Par Le Lutin d'Ecouves - 08-07-2010 11:04:25 - 12 commentaires

 
 
Trente décembre 
 
 
 
 
Vous imaginez moins seize degrés en Normandie, vous ? De la neige à ne plus savoir qu’en faire et un bébé en couveuse…

Dès sa sortie, on nous annonce que le bébé a de la fièvre et abracadabra, le nouveau-né escamoté.

"Au fait, c’est un quoi ? fais-je très prosaïquement.
- Une petite fille, une belle petite fille !"
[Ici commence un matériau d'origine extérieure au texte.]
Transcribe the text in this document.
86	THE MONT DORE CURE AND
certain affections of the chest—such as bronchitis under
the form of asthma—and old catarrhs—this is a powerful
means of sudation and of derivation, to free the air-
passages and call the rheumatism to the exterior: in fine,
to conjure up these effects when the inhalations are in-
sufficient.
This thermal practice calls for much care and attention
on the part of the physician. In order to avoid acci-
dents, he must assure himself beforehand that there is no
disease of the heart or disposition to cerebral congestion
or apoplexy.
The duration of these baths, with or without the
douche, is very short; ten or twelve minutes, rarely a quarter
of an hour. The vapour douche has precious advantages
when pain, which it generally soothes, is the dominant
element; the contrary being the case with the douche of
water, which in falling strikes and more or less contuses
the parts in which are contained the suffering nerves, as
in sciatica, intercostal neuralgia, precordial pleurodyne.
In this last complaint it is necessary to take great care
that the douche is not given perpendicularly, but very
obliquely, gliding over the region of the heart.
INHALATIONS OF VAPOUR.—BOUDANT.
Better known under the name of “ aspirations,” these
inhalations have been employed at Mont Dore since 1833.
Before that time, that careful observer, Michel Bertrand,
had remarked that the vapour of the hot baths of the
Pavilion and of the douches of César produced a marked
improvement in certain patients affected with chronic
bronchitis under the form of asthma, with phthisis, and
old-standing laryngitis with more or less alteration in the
Pour bien faire les choses, la pédiatrie est à l’opposé de la maternité, ce qui en ce jour de blizzard transforme la paternité en parcours du combattant. Et pourtant, cheminant parmi les monceaux de neige pelletée à la hâte, je ne sens pas la morsure du froid. Je suis immunisé par l’émotion. Quelque chose d’entièrement nouveau, venu du fond des âges.

Voilà que j’arrive dans un couloir vitré avec, à ma droite, une enfilade de boîtes en verre dans lesquelles une dizaine de petits rôtis de porc vagissants s’agitent mollement.
Interrogation et sentiment de stupidité. C’est mon premier enfant et je ne l’ai aperçu que quelques minutes. Il fait comment le primo-paternel ? Il fait des grimaces au hasard au premier bébé qu’il aperçoit ?

Ben non, je la reconnais tout de suite. Elle est très belle, pas fripée comme les autres shar-péïs et elle gueule comme un veau, protestant contre sa boîte trop petite pour son physique d’athlète.

Septicémie… drôle de commencement pour quelqu’un qui ne tombera plus jamais malade hormis quelques vomis règlementaires.

C’était les derniers jours de 1984 et j’étais papa d’une petite fille indestructible dont la douceur le disputait à l’affection. Le genre de gosse qu’une nourrice paierait pour s'en occuper.
 

 Dessin de ma Josette d'après Gotlib (1984)
 
 
Une coupe au carré et des jupes qui tournent plus tard, elle se révèlera une sœur comme on en fait peu puis une superbe adolescente qui eut la finesse de s’opposer sans violence et toujours avec humour.

Et nous voici à deux jours de son mariage avec un gars qu’elle a eu la sagesse de choisir complètement différent de son père.

Presque vingt-six années et quarante-cinq degrés nous séparent de ce moment de décembre mais j’entends encore le crissement de la neige sous mes pas, je sens encore l’écho de cette émotion nouvelle.